Affinity's abstraction cut helps protect Hertfordshire river
Affinity Water has been praised by environmentalists for reducing the amount of water it abstracts by eighteen million litres per day (18Ml/d) at one of its pumping stations near Watton-at-Stone.
Whitehall Pumping station, linked to the River Beane, has been used since the 1950s and it is expected that reducing the abstractions will benefit flows in the chalk stream and surrounding environment.
The company has agreed that it will reduce overall abstractions by 42 million litres per day by 2020 and by 70 million litres per day by 2025 to deliver on its Business Plan commitment to leave more water in the environment.
Chalk streams are a globally rare habitat and there are around 244 chalk streams in England, of which around 10% are located in Affinity Water’s supply area.

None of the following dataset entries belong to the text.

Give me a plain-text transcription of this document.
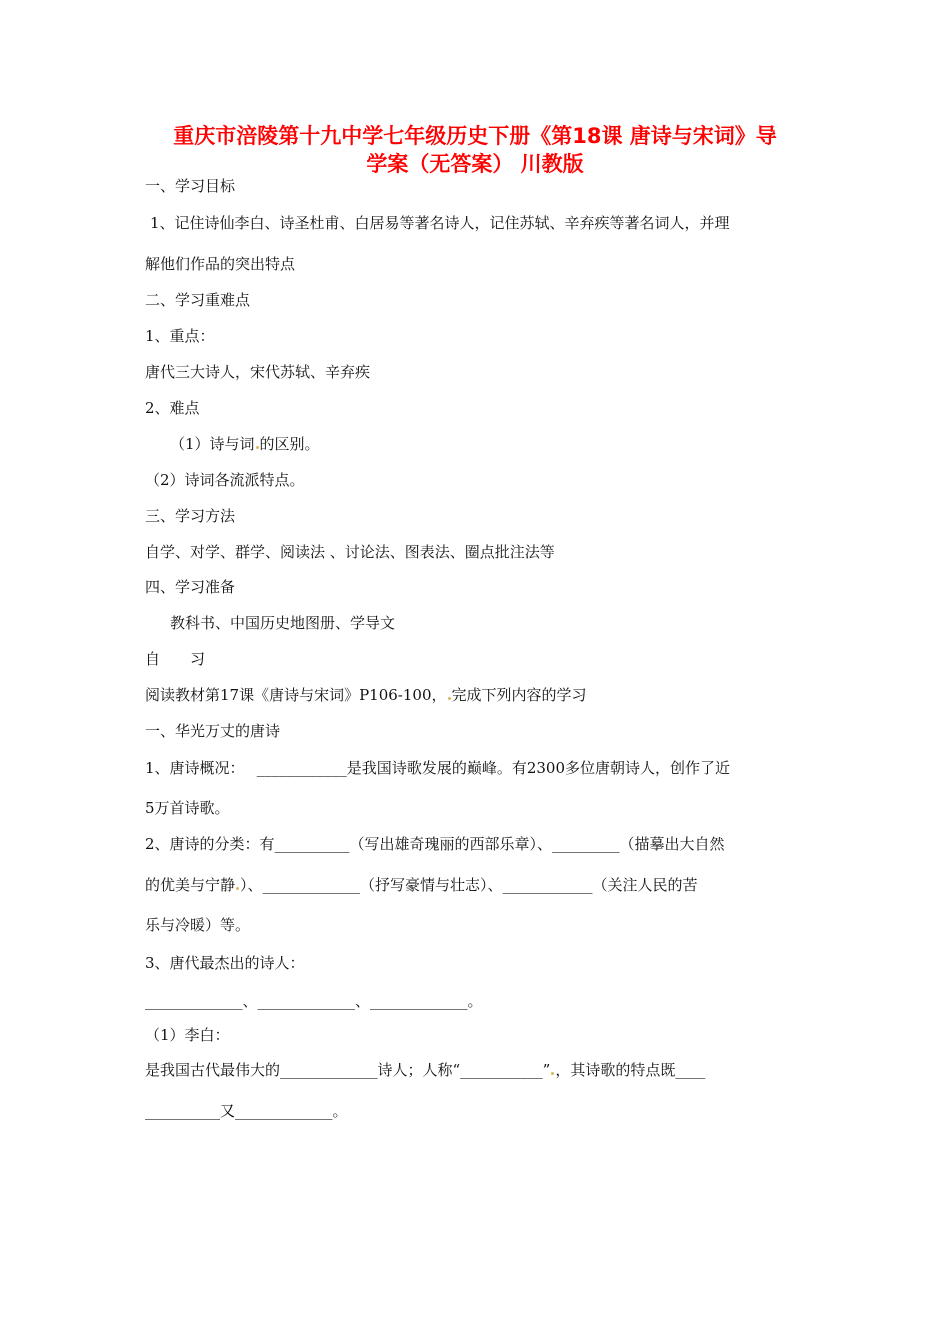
重庆市涪陵第十九中学七年级历史下册《第18课 唐诗与宋词》导
学案（无答案） 川教版
一、学习目标
1、记住诗仙李白、诗圣杜甫、白居易等著名诗人，记住苏轼、辛弃疾等著名词人，并理
解他们作品的突出特点
二、学习重难点
1、重点：
唐代三大诗人，宋代苏轼、辛弃疾
2、难点
（1）诗与词 的区别。
（2）诗词各流派特点。
三、学习方法
自学、对学、群学、阅读法 、讨论法、图表法、圈点批注法等
四、学习准备
教科书、中国历史地图册、学导文
自　　习
阅读教材第17课《唐诗与宋词》P106-100， 完成下列内容的学习
一、华光万丈的唐诗
1、唐诗概况：　 ____________是我国诗歌发展的巅峰。有2300多位唐朝诗人，创作了近
5万首诗歌。
2、唐诗的分类：有__________（写出雄奇瑰丽的西部乐章）、_________（描摹出大自然
的优美与宁静 ）、_____________（抒写豪情与壮志）、____________（关注人民的苦
乐与冷暖）等。
3、唐代最杰出的诗人：
_____________、_____________、_____________。
（1）李白：
是我国古代最伟大的_____________诗人；人称“___________” ，其诗歌的特点既____
__________又_____________。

It has also committed to deliver river restoration and habitat enhancement projects on The Beane and six other chalk streams, in partnership with the Environment Agency (EA), to restore them to a more natural state to encourage more wildlife.
Affinity Water has been working closely with the EA and local river group, River Beane Restoration Association, for over 20 years to assess the impact of abstractions on the environment. The reduction was agreed as a result of extensive consultation with customers and local groups in 2013.
Dave Stimpson of the River Beane Restoration Association said: "The River Beane Restoration Association congratulates Affinity Water in bringing forward the 90% reduction of abstraction at the Whitehall Pump Station by a complete year. We have campaigned for twenty five years for a large reduction because the River has suffered for a long time from over abstraction causing low flows and drying in some areas. We look forward to continuing to work with Affinity Water on assessing the environmental improvements expected as a result. This is a significant achievement.”
Mike Pocock, Director of Asset Strategy, Affinity Water said: “We strongly believe that leaving more water in the environment and working in partnership with the EA to deliver environmental improvements, will benefit our communities and our customers through the restoration of our chalk streams. We will be monitoring water flows and the ecology to asses the effectiveness of these changes overtime.”
Debbie Jones, Environment Manager at the Environment Agency, added: “This is a great example of what we can achieve by working together with companies like Affinity Water. I look forward to seeing the River Beane chalk stream improve and I’m delighted that it could be delivered a year early. This is a fantastic success which will help to restore the River Beane for the benefit of people and wildlife”.